Demek ki, hayatı belli bir belirsizlik seviyesinde kabul etmek ve ona göre davranmak gerek. İş yerimizdeki birçok değişkeni de seçemedik ama yukarıda yazdıklarım yüzünden intihar etmediğimize göre bu belirsizliğin de üstesinden gelebilecek birkaç şey söyleyebiliriz.
Yazılarımda akademik dili çok kullanıp kaynaklarla açıklayınca biraz uzun ve sıkıcı olabildiğine dair aldığım geri bildirim gereği, konuya biraz daha doğrudan gireceğim. Yapılan uzun ve kapsamlı araştırmalar ve iş psikolojisi çalışmaları sonucu elde edilen bilgiyi süzüp önünüze koyacağım.
Uzmanlar iş yerinde bir insanı mutlu kılan 2 şey olduğunu söylüyorlar. Evet, sadece 2 şey. Ve sanılanın aksine bunların maaşla, ek ücretlerle, terfilerle, ünvanlarla alakası yok. İnsanın iş yerinde kendini iyi hissetmesinin iki şartı şöyle:
- Sonuçlar
- İlişkiler
İlişkiler kısmı ise çok daha karmaşık elbette. İnsanın işini sevmesinin en önemli parametrelerinden biri birlikte çalıştığı insanlardan hoşlanması. İş yerinde tek bir iyi arkadaşı olan çalışanın, diğerlerine göre tam 3 kat daha bağlı olduğu bulunmuş araştırmalarda. Çalıştığınız yerdeki ilişkilerin samimiliği ve sıcaklığı çoğunlukla kurum kültürüne bağlıdır. Ancak kendi küçük dünyanızda en azından çok sık temas ettiğiniz arkadaşlarınızla biraz daha sıcak olmak mümkün olabilir sanırım. Bu üzerinde çaba sarfetmeye değer, çünkü elde edeceğiniz motivasyon ve işe bağlılık değil sadece. Onlar yönetimin arzuladığı sonuçlar zaten. Size düşecek olan çok daha keyifli bir iş ortamı ve daha güzel bir hayat olacaktır.
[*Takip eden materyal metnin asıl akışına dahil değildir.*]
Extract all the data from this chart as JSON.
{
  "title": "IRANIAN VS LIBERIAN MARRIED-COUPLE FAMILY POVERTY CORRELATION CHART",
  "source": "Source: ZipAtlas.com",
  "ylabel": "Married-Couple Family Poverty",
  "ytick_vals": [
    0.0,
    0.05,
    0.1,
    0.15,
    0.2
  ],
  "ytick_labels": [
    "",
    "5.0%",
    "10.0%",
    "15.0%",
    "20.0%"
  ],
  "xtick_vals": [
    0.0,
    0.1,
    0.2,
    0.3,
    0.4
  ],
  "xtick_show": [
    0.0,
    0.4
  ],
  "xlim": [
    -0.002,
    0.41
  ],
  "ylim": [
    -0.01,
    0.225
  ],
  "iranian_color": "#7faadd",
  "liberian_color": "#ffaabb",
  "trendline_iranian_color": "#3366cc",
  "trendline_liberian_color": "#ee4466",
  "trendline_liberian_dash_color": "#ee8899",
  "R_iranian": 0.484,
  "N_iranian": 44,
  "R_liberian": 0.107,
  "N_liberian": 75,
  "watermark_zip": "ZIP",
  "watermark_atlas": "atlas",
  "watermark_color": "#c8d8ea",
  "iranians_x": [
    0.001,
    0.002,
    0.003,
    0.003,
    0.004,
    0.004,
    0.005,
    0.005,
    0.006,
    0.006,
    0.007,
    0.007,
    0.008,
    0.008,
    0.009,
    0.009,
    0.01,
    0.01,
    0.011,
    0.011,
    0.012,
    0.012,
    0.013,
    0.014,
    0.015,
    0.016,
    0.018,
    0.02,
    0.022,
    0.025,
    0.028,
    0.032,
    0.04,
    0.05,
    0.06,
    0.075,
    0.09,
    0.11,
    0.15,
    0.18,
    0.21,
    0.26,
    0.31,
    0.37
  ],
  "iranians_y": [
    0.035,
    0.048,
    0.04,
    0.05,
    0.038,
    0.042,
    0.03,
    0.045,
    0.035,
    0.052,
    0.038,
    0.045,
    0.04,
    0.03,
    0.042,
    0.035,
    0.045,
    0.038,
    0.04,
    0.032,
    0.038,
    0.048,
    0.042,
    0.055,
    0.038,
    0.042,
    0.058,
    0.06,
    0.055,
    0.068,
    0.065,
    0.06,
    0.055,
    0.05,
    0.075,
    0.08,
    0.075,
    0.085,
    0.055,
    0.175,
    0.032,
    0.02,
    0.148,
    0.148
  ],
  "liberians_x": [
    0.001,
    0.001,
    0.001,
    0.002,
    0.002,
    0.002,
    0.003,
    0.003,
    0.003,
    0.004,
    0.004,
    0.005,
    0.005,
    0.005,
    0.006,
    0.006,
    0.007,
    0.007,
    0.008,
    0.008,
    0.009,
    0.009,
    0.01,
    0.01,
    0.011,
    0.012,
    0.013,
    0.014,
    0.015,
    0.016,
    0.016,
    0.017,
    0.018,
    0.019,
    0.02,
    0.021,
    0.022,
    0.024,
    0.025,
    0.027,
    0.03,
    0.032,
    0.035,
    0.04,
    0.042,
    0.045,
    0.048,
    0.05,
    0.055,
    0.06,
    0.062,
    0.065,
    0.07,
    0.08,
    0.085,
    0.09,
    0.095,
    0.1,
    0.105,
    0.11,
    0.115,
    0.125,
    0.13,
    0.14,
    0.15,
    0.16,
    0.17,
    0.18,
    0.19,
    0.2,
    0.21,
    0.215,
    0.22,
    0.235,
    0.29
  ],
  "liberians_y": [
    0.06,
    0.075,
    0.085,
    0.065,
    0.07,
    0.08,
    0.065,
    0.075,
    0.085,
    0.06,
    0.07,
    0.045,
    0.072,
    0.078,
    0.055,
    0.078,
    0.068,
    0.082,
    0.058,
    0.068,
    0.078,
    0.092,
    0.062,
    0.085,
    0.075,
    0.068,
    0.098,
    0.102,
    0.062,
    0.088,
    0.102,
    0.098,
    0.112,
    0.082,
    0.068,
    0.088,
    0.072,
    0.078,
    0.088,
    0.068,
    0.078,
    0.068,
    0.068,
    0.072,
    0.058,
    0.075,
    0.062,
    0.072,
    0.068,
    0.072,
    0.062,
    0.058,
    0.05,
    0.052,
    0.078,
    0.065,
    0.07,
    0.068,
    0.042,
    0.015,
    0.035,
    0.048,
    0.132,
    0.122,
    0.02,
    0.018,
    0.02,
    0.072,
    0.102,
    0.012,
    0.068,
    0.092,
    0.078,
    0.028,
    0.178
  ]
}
Konunun üzerinde düşünmenizi sağlamak yetmez biliyorum. Maddeler halinde reçeteler her zaman çok daha popüler oluyor. O halde iş yerinde mutluluğun reçetesini yazalım:
- İş sonuçları elde edin, bir şeyler başarın ve her birini, teker teker ekibinizle kutlayın. Çırağanda parti vermeniz gerekmiyor, küçük kutlamalar da olsa bunu atlamayın!
- Çalışma arkadaşlarınızla birlikte geyik yapın, gülün, üzülün, yemeğe gidin. Orası en çok zaman geçirdiğiniz sosyal mekanınız ve iyi ilişkiler keyif demektir.
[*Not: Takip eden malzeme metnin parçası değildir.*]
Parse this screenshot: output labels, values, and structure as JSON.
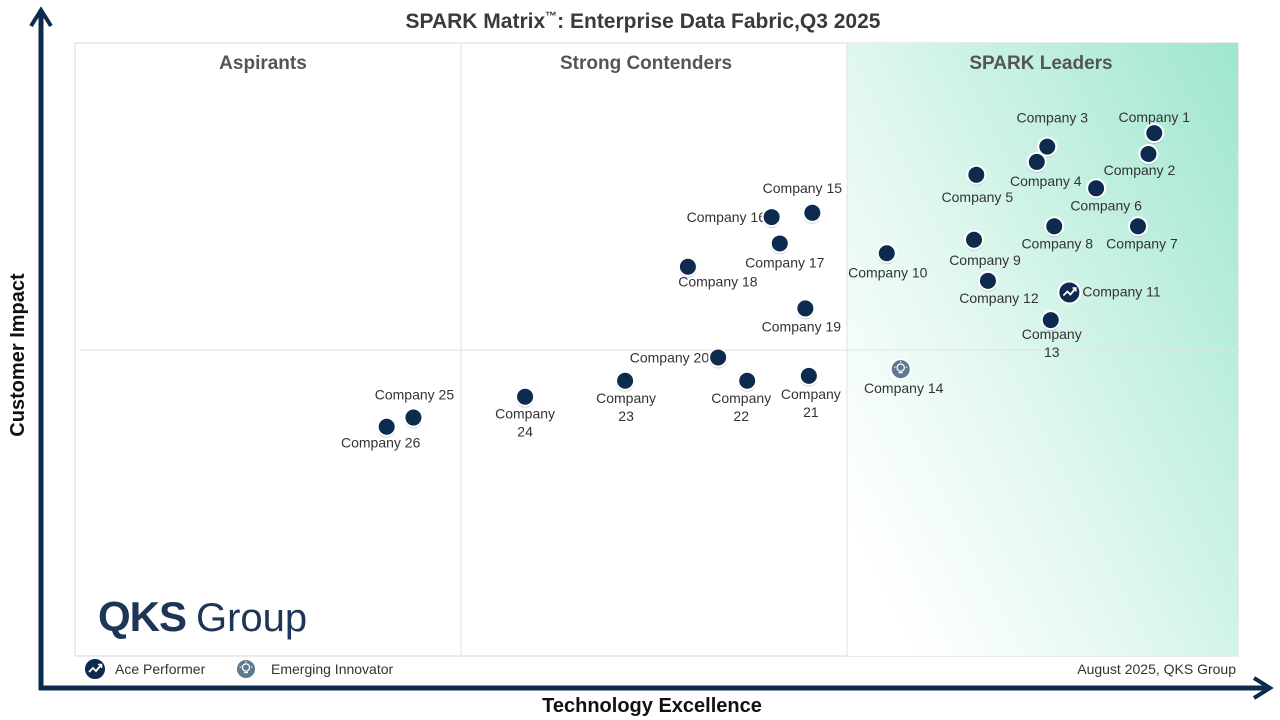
{
  "chart_data": {
    "type": "scatter",
    "title_main": "SPARK Matrix",
    "title_tm": "™",
    "title_rest": ": Enterprise Data Fabric,Q3 2025",
    "xlabel": "Technology Excellence",
    "ylabel": "Customer Impact",
    "xlim": [
      0,
      100
    ],
    "ylim": [
      0,
      100
    ],
    "zones": [
      "Aspirants",
      "Strong Contenders",
      "SPARK Leaders"
    ],
    "colors": {
      "marker": "#0d2a4f",
      "axis": "#0d2a4f",
      "leaders_fill": "#9ee6cf"
    },
    "points": [
      {
        "name": "Company 1",
        "x": 92.8,
        "y": 85.3,
        "type": "normal"
      },
      {
        "name": "Company 2",
        "x": 92.3,
        "y": 81.9,
        "type": "normal"
      },
      {
        "name": "Company 3",
        "x": 83.6,
        "y": 83.1,
        "type": "normal"
      },
      {
        "name": "Company 4",
        "x": 82.7,
        "y": 80.6,
        "type": "normal"
      },
      {
        "name": "Company 5",
        "x": 77.5,
        "y": 78.5,
        "type": "normal"
      },
      {
        "name": "Company 6",
        "x": 87.8,
        "y": 76.3,
        "type": "normal"
      },
      {
        "name": "Company 7",
        "x": 91.4,
        "y": 70.1,
        "type": "normal"
      },
      {
        "name": "Company 8",
        "x": 84.2,
        "y": 70.1,
        "type": "normal"
      },
      {
        "name": "Company 9",
        "x": 77.3,
        "y": 67.9,
        "type": "normal"
      },
      {
        "name": "Company 10",
        "x": 69.8,
        "y": 65.7,
        "type": "normal"
      },
      {
        "name": "Company 11",
        "x": 85.5,
        "y": 59.3,
        "type": "ace"
      },
      {
        "name": "Company 12",
        "x": 78.5,
        "y": 61.2,
        "type": "normal"
      },
      {
        "name": "Company 13",
        "x": 83.9,
        "y": 54.8,
        "type": "normal"
      },
      {
        "name": "Company 14",
        "x": 71.0,
        "y": 46.8,
        "type": "emerging"
      },
      {
        "name": "Company 15",
        "x": 63.4,
        "y": 72.3,
        "type": "normal"
      },
      {
        "name": "Company 16",
        "x": 59.9,
        "y": 71.6,
        "type": "normal"
      },
      {
        "name": "Company 17",
        "x": 60.6,
        "y": 67.3,
        "type": "normal"
      },
      {
        "name": "Company 18",
        "x": 52.7,
        "y": 63.5,
        "type": "normal"
      },
      {
        "name": "Company 19",
        "x": 62.8,
        "y": 56.7,
        "type": "normal"
      },
      {
        "name": "Company 20",
        "x": 55.3,
        "y": 48.7,
        "type": "normal"
      },
      {
        "name": "Company 21",
        "x": 63.1,
        "y": 45.7,
        "type": "normal"
      },
      {
        "name": "Company 22",
        "x": 57.8,
        "y": 44.9,
        "type": "normal"
      },
      {
        "name": "Company 23",
        "x": 47.3,
        "y": 44.9,
        "type": "normal"
      },
      {
        "name": "Company 24",
        "x": 38.7,
        "y": 42.3,
        "type": "normal"
      },
      {
        "name": "Company 25",
        "x": 29.1,
        "y": 38.9,
        "type": "normal"
      },
      {
        "name": "Company 26",
        "x": 26.8,
        "y": 37.4,
        "type": "normal"
      }
    ],
    "legend": [
      {
        "label": "Ace Performer",
        "type": "ace"
      },
      {
        "label": "Emerging Innovator",
        "type": "emerging"
      }
    ]
  },
  "footer_note": "August  2025, QKS Group",
  "logo": {
    "qks": "QKS",
    "group": "Group"
  }
}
- Her işyerinde mutlaka birkaç ileri derecede sinir bozucu adam vardır, onların tüm enerjinizi mahvetmesine izin vermeyin. Boşverin!
- Bir sürü şeyi kontrol edemediğinizi kabullenin. Eldekiyle en iyisini yapmaya çalışmak her zaman çok etkili bir yaklaşımdır.
* Gallup sitesinin Amerika üzerinde yaptığı araştırma, çalışanların ortalama %73'ünün işinden memnun olmadığını gösteriyor. Hatta bunu 4 kuşak için ayrı ayrı araştırarak en memnuniyetsiz kuşağın "Baby Boomers" denilen "Bebek patlaması" kuşağı (1946 - 1964 doğumlular) olduğunu, bu kuşak mensuplarının yönetimsel sorunlar ve tatminsiz iş yerleri olduğunu düşündüklerini ortaya çıkarmış. Araştırmanın tamamı burada...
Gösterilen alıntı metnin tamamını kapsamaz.